Some reliable performers can be found on the Calscape website, such as:

  • Arctostaphylos spp. (Manzanitas)

  • Achillea  'Moonshine'

  • Artemisia ‘Silver Mound’

  • Ceanothus thyrsiflorus (Blueblossom)

  • Eriogonum giganteum (St. Catherine’s lace buckwheat)

  • Eryngium (Sea Holly)

  • Festuca idahoensis (Idaho fescue)

  • Penstemon pinifolius (pineleaf beardtongue)

  • Phlomis russeliana (Turkish sage)

  • Salvia clevelandii (California blue sage)

  • Santolina ‘Lemon Fizz’

  • Stachys ‘Helen Von Stein’

  • Stipa gigantea ‘Little Giant’

These plants tolerate lean soils, limited summer water, and occasional deep irrigation.  Head Gardener at Beth Chatto’s Essex Garden, Åsa Gregers-Warg, now knocks off most of the rich soil that plants are grown in so they don’t take off too early and struggle in the summer heat.  Careful management of this garden requires vigilant weeding-out of the prolific Verbascum and other self-seeders. Maintaining a drought-tolerant garden also requires thoughtful plant spacing as most of these plants resent crowding. Many also provide ecological benefits, supporting native bees, moths, and birds.

The Gravel Garden at Beth Chatto’s containing Alstromeria hybrids, common chive, Salvia sclarea var turkestanica, Verbascum bombyciferum, Verbena bonariensis and other plants listed in https://www.bethchatto.co.uk/conditions/ plants-for-dry-conditions

A New Aesthetic for a New Climate

Designing for drought doesn’t mean sacrificing beauty.
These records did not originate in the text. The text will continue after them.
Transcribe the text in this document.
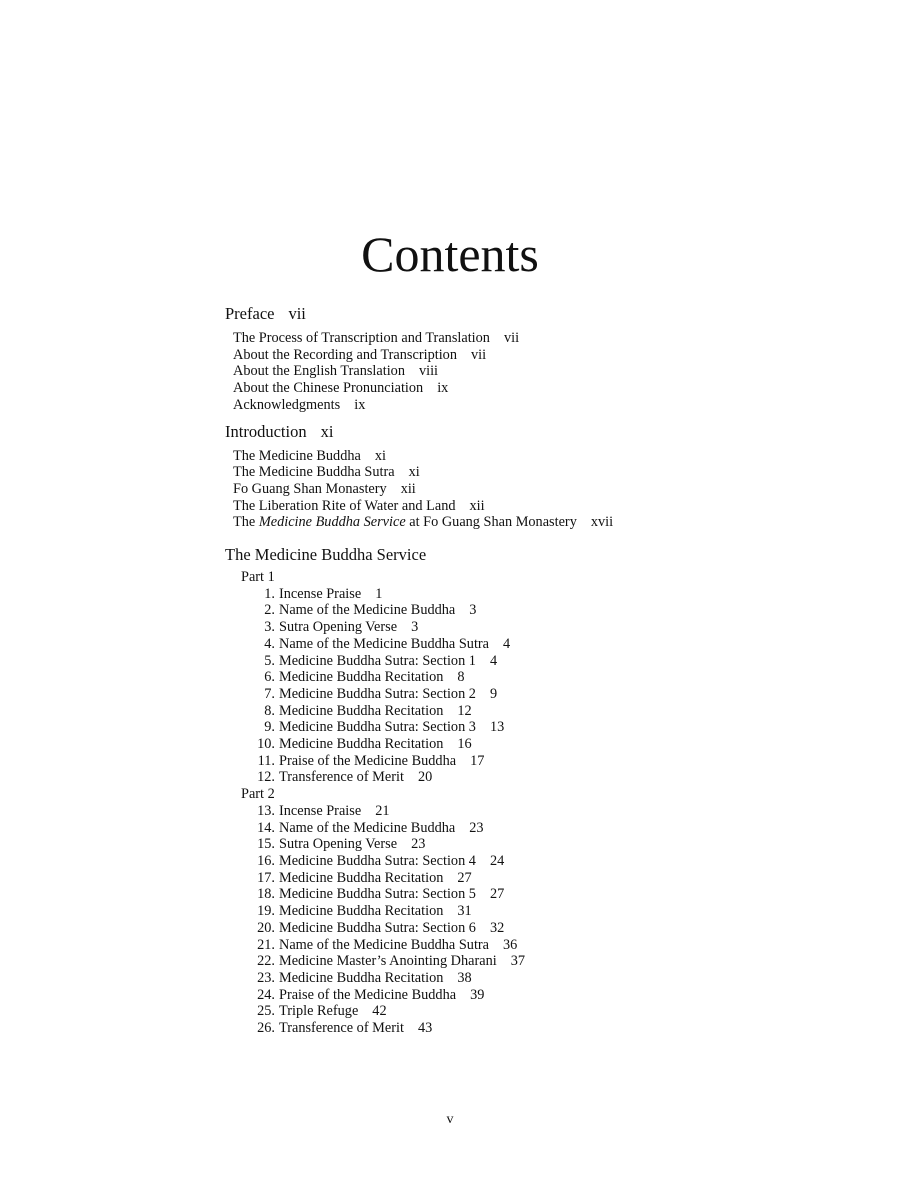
Contents
Preface vii
The Process of Transcription and Translation vii
About the Recording and Transcription vii
About the English Translation viii
About the Chinese Pronunciation ix
Acknowledgments ix
Introduction xi
The Medicine Buddha xi
The Medicine Buddha Sutra xi
Fo Guang Shan Monastery xii
The Liberation Rite of Water and Land xii
The Medicine Buddha Service at Fo Guang Shan Monastery xvii
The Medicine Buddha Service
Part 1
1. Incense Praise 1
2. Name of the Medicine Buddha 3
3. Sutra Opening Verse 3
4. Name of the Medicine Buddha Sutra 4
5. Medicine Buddha Sutra: Section 1 4
6. Medicine Buddha Recitation 8
7. Medicine Buddha Sutra: Section 2 9
8. Medicine Buddha Recitation 12
9. Medicine Buddha Sutra: Section 3 13
10. Medicine Buddha Recitation 16
11. Praise of the Medicine Buddha 17
12. Transference of Merit 20
Part 2
13. Incense Praise 21
14. Name of the Medicine Buddha 23
15. Sutra Opening Verse 23
16. Medicine Buddha Sutra: Section 4 24
17. Medicine Buddha Recitation 27
18. Medicine Buddha Sutra: Section 5 27
19. Medicine Buddha Recitation 31
20. Medicine Buddha Sutra: Section 6 32
21. Name of the Medicine Buddha Sutra 36
22. Medicine Master’s Anointing Dharani 37
23. Medicine Buddha Recitation 38
24. Praise of the Medicine Buddha 39
25. Triple Refuge 42
26. Transference of Merit 43
v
It means creating gardens that respond to our region’s true conditions—not imported ideals or outdated planting schemes.

We need gardens that:

  • Look good even when stressed

  • Require fewer inputs

  • Support wildlife

  • Teach clients what resilience looks like

Climate adaptation isn’t just about plant lists. It’s about a whole-systems approach to landscape design—water, soil, microclimate, and maintenance—all working together. With thoughtful planning, the Pacific Northwest can be a model for beautiful, functional, climate-smart gardens.